VMware Cloud Community
Cipo800
Enthusiast
Enthusiast

vsan 7.0U3 Stretched cluster site/witness failure resiliency

Hi guys, I just read the release notes of the 7.0U3 and this new feature is very interesting in my environment: 6 Vxrail nodes splitted on two building, witness temporary in one of the two building.

  • Stretched cluster site/witness failure resiliency. This release enables stretched clusters to tolerate planned or unplanned downtime of a site and the witness. You can perform site-wide maintenance (such as power or networking) without concerns about witness availability. 

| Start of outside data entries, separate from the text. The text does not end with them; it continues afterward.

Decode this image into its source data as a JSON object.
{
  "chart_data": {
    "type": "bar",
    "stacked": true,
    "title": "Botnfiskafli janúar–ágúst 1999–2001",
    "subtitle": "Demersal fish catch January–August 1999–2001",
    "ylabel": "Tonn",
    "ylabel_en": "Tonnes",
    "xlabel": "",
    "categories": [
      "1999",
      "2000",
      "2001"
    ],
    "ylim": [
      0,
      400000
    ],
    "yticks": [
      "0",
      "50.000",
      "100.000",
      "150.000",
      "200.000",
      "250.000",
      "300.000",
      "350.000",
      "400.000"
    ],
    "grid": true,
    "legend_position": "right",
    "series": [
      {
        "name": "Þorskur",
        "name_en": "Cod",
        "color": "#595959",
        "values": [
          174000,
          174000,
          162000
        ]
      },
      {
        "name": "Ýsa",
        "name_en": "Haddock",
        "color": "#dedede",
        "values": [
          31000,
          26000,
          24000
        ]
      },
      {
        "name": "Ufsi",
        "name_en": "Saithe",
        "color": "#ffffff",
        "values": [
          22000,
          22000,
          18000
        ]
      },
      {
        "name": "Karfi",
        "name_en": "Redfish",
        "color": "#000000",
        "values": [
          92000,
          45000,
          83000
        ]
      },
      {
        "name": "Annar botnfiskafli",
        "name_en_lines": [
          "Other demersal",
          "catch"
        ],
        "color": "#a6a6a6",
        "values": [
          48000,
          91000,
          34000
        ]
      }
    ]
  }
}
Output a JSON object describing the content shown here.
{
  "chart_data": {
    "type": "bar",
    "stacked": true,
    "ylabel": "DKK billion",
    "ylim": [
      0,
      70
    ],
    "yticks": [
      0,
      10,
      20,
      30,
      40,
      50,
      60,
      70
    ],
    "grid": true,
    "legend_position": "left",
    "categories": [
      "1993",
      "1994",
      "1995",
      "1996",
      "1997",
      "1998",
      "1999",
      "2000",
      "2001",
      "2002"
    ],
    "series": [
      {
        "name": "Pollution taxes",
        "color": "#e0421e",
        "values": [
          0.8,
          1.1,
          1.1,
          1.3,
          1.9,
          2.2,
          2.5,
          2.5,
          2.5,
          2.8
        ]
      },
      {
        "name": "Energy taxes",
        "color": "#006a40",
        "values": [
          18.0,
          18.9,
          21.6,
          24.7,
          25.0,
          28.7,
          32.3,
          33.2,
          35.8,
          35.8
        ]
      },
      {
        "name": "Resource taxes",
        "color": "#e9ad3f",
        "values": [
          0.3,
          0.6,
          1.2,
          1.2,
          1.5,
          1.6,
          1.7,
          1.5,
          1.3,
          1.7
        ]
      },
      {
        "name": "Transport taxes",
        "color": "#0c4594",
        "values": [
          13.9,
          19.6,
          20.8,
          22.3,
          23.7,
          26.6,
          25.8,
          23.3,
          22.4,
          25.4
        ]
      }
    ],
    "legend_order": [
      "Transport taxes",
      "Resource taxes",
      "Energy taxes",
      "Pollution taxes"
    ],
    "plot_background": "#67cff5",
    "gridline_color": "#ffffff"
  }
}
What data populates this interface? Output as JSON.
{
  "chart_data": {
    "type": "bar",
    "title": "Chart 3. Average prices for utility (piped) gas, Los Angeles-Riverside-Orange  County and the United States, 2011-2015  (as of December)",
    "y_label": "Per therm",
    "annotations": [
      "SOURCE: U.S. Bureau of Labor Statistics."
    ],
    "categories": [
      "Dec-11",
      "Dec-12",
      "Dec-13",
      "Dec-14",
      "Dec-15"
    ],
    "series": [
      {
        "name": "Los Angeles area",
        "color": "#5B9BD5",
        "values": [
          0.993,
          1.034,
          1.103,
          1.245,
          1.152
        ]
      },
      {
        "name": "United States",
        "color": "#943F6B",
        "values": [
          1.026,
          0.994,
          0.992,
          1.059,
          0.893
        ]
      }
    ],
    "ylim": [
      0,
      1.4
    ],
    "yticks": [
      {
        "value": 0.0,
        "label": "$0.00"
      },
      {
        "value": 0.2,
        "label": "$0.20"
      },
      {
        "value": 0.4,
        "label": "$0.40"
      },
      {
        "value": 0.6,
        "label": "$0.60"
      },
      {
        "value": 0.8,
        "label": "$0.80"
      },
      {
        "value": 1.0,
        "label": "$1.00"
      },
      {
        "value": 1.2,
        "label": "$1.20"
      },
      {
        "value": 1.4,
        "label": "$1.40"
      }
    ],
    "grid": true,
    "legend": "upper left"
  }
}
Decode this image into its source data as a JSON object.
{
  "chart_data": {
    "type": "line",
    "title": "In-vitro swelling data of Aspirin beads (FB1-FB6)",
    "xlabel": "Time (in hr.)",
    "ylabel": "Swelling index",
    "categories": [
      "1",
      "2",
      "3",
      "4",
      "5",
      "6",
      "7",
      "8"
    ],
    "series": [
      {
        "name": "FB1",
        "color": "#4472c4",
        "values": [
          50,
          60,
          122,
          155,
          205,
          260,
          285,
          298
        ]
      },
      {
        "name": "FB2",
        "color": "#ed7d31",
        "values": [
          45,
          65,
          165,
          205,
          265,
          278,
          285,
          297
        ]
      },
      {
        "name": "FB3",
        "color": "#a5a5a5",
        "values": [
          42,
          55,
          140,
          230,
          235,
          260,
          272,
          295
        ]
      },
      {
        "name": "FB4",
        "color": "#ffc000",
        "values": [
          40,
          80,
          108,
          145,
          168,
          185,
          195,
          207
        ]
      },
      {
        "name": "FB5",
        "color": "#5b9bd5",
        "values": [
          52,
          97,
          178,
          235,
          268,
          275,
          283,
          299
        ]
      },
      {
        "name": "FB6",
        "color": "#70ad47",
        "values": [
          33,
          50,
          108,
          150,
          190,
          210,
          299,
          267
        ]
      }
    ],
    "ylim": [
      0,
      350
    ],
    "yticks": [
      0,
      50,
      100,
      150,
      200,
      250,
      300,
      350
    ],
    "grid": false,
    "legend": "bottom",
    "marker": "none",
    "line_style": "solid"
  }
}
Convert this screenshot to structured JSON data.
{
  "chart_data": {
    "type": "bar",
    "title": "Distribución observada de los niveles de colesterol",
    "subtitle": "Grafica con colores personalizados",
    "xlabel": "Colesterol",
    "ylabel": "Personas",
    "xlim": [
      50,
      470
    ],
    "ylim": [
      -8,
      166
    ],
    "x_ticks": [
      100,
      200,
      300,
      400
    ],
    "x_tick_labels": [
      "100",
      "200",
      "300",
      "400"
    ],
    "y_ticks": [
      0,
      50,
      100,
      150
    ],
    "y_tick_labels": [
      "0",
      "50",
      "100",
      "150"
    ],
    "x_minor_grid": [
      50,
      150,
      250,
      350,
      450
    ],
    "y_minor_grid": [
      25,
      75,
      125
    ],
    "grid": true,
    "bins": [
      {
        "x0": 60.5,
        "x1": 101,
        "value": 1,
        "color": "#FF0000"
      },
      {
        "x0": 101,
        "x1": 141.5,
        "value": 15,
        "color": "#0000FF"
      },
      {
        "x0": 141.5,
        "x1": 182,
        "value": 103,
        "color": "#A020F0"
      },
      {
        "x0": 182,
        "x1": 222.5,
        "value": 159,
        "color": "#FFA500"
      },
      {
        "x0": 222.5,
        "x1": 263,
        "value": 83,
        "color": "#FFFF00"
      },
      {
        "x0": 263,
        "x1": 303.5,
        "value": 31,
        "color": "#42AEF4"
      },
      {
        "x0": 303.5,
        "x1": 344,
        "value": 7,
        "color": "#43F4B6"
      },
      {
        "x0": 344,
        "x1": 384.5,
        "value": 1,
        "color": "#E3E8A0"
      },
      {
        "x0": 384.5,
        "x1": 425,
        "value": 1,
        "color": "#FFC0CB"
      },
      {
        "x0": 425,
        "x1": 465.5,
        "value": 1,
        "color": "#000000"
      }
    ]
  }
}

This means that I don't need anymore to move the witness in a third site or to external cloud? How it works?

 

Thanks

0 Kudos
3 Replies
nkaneda
Enthusiast
Enthusiast

This means that I don't need anymore to move the witness in a third site or to external cloud? How it works?

No. In my understanding, it's still the same requirement for witness site.

How it works, is described in external blog.

vSAN 7.0 U3 enhanced stretched cluster resiliency, what is it? | Yellow Bricks (yellow-bricks.com)

 

Let's say, DC A and witness are in the same site A', and DC B is in the site B', in this case, if the site A' becomes totally down, all the object in DC B also becomes down because of loss of quorum.

If witness is in third site, and there is enough time between loss of DC A and Witness site and then all the object could change the vote layout (make it vote 0 in witness site), all the object in DC B would still remain accessible.

0 Kudos
kastlr
Expert
Expert

Hi,

AFAIK, the difference between pre & post 7.0U3 vSAN Witness handling is the following.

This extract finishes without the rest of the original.